Tidak hanya guru dengan guru, kolaborasi yang juga saya bangun adalah berkomunikasi dengan orang tua. Saya percaya, untuk membentuk perspektif positif tentang matematika dalam diri anak butuh intervensi bersama antara guru dengan orang tua sebagai komponen yang paling dekat dengan anak.
Bentuk kolaborasi yang kami sepakati yaitu di rumah orang tua ikut menanamkan bakat matematika dalam diri anak dengan membiasakan mereka terlibat dalam aktivitas matematika keluarga.
Misalnya, melibatkan secara rutin dalam proses transaksi jual beli di kios, pasar atau pusat perbelanjaan umum, termasuk melatih anak untuk mengambil keputusan yang bijak dalam memperhitungkan diskon terhadap suatu barang yang hendak dibeli.
Materi matematika yang abstrak sering memberikan tantangan berpikir bagi anak. Oleh karena itu, orang tua juga didorong untuk memberikan motivasi dan bersama-sama dengan anak menemukan solusi yang sesuai dengan kebutuhannya.

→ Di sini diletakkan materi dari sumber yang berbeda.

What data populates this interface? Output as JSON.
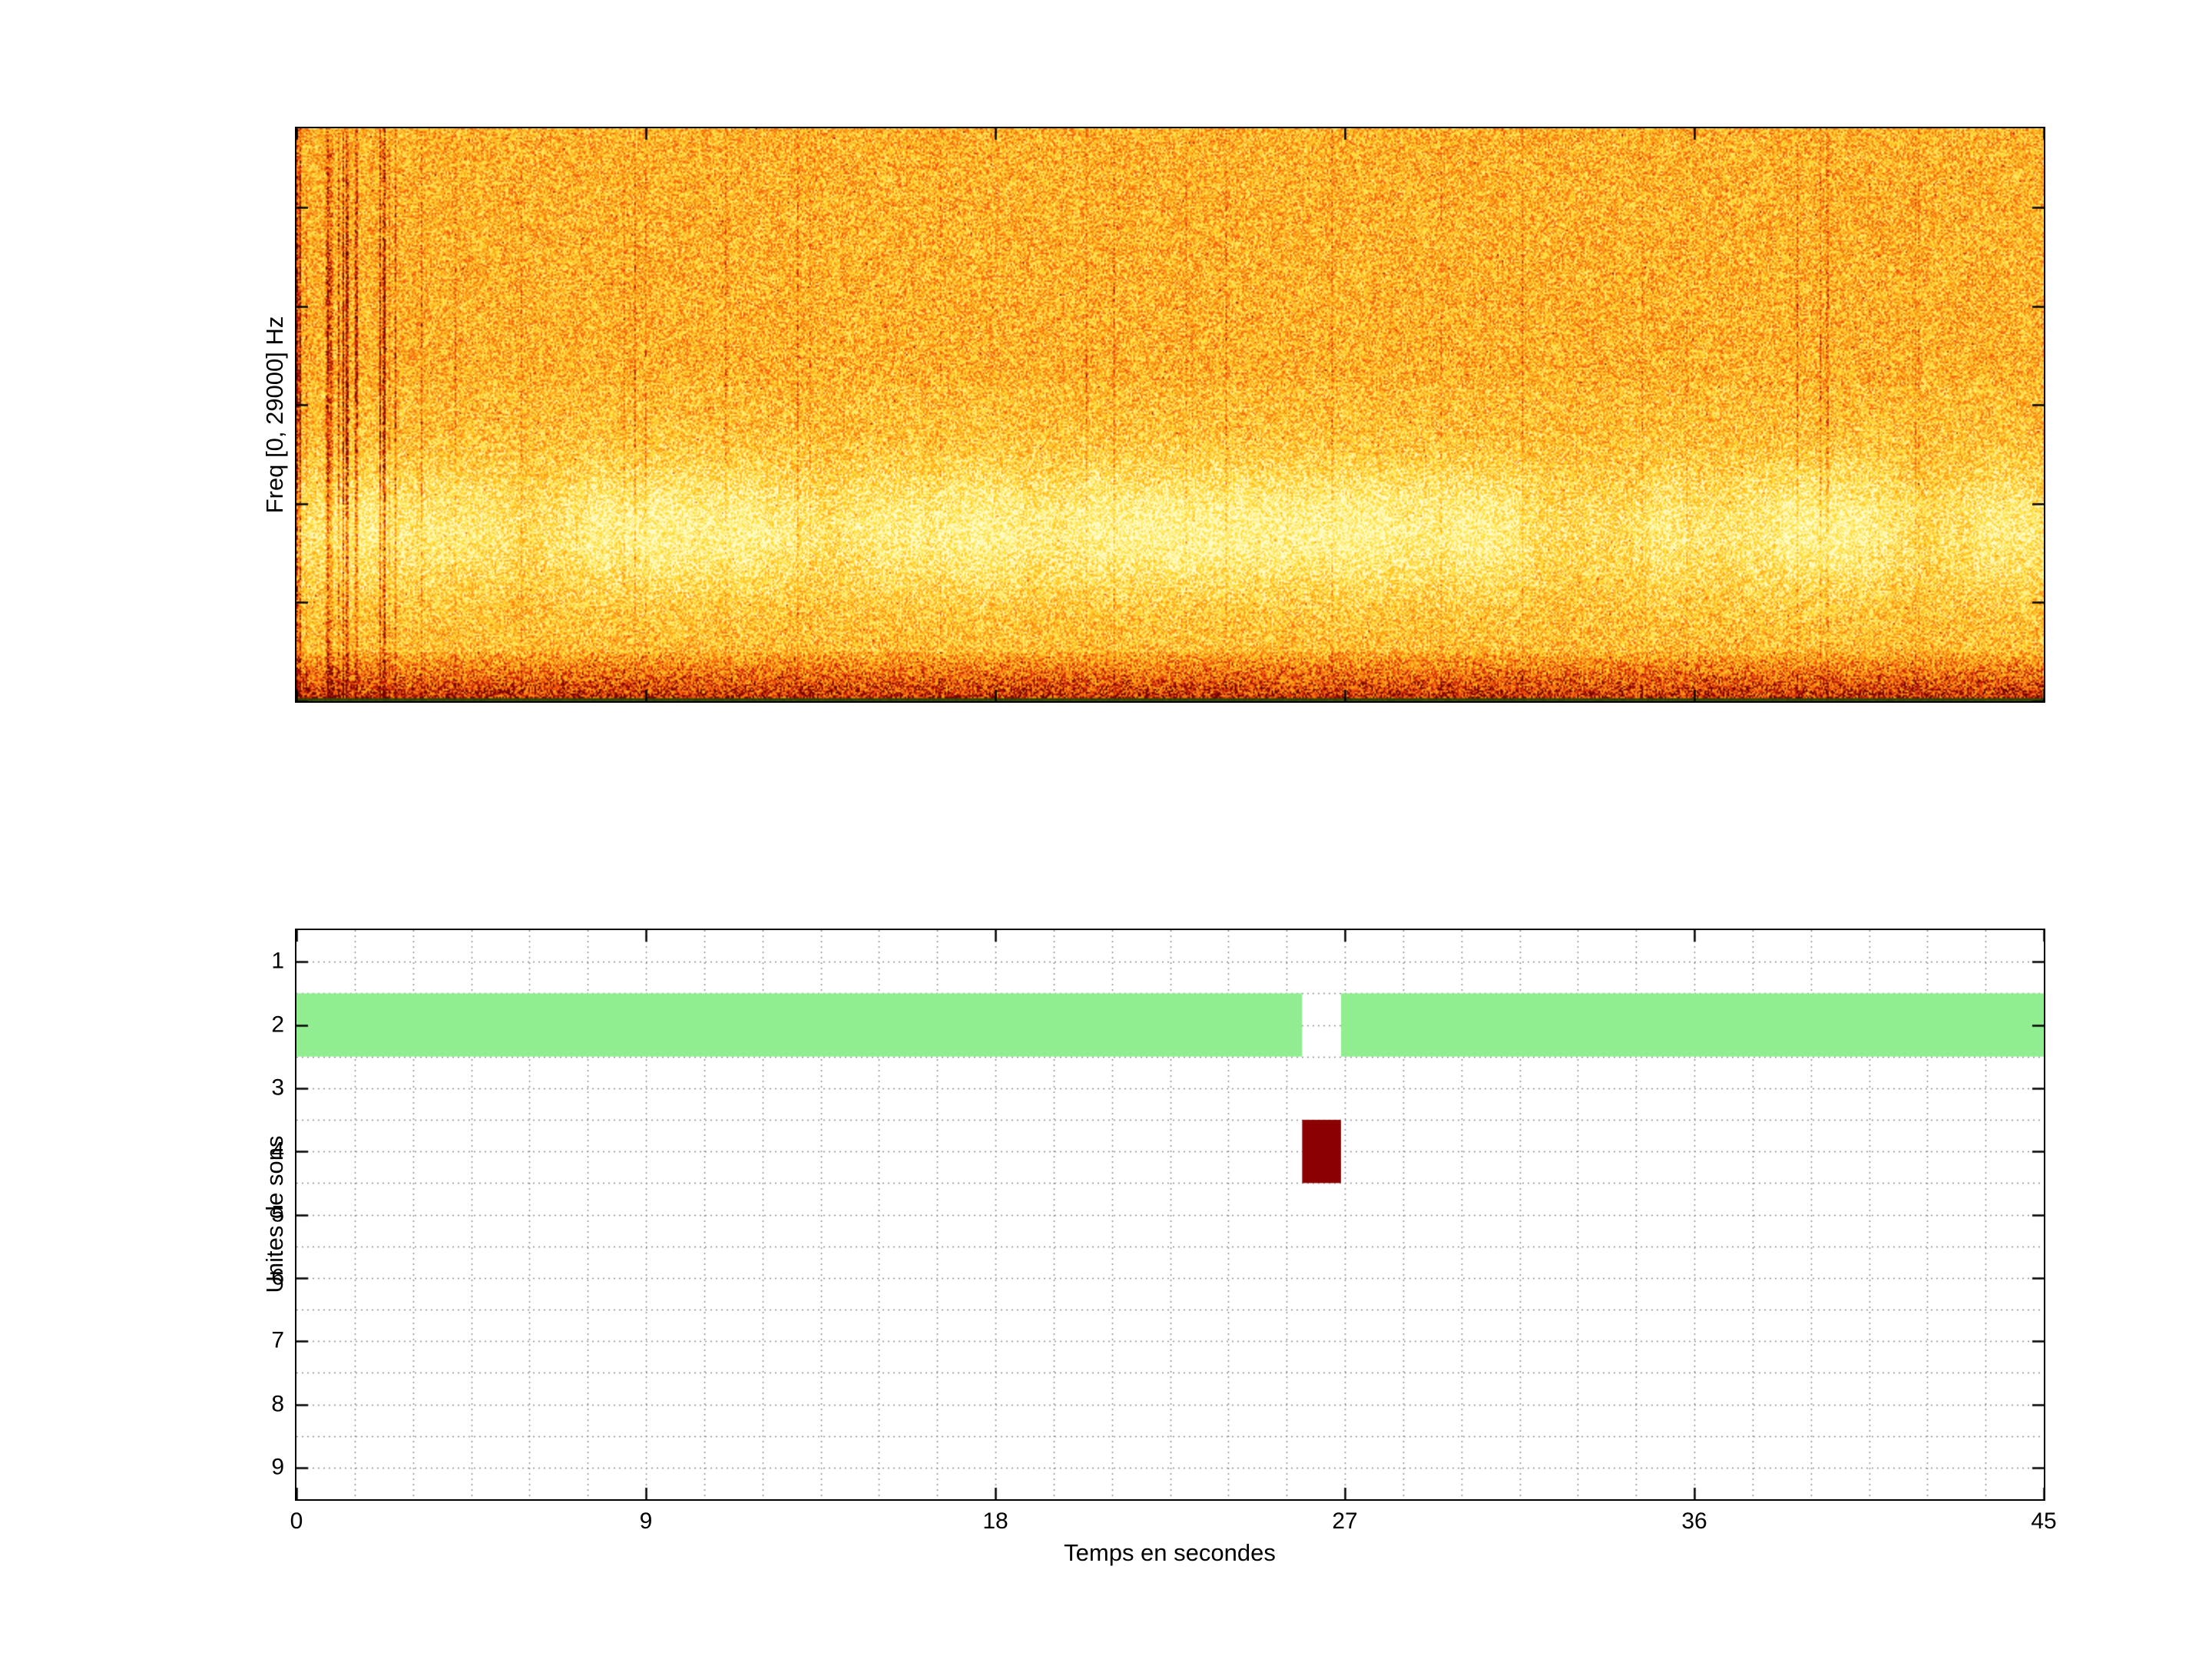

Misalnya, mengadakan bimbingan khusus matematika di rumah atau mengikutsertakan anak dalam komunitas-komunitas matematika yang dikembangkan di luar rumah.
Kesimpulan
Paulo Freire, tokoh pendidikan asal Brasil memiliki gagasan, dalam pendidikan yang berpihak pada anak, guru berperan sebagai fasilitator, memotivasi dan mendorong anak untuk mengambil tanggung jawab atas pembelajaran mereka sendiri.
Selaras dengan pemikiran itu, Ki Hadjar Dewantara juga berpendapat, pendidikan yang berpihak pada murid harus melibatkan murid secara aktif dalam proses pembelajaran.
Saya mengambil kesimpulan, pembelajaran yang berpihak pada anak adalah memberi kemerdekaan secara penuh kepada setiap anak untuk mengekspresikan dirinya, menggali minat dan bakatnya serta mampu mengembangkan keterampilan dan kreativitasnya.
Pembelajaran yang berpihak pada anak juga berarti menghormati keberadaan anak dengan konfigurasi berpikir dan potensi yang unik dan beragam. Selain itu, pembelajaran yang berpihak pada anak harus relevan dengan kehidupan nyata yang dialami anak.
Oleh karena itu, seorang guru harus mampu memiliki sikap reflektif yang mendalam terhadap anak dan proses pembelajaran, memiliki kemandirian untuk terus mengembangkan kompetensi, mampu berkolaborasi dengan semua elemen, selalu merasa tertantang untuk melakukan inovasi sehingga pembelajaran yang berpihak pada keunikan, potensi dan kebutuhan anak dapat terlaksana dengan baik.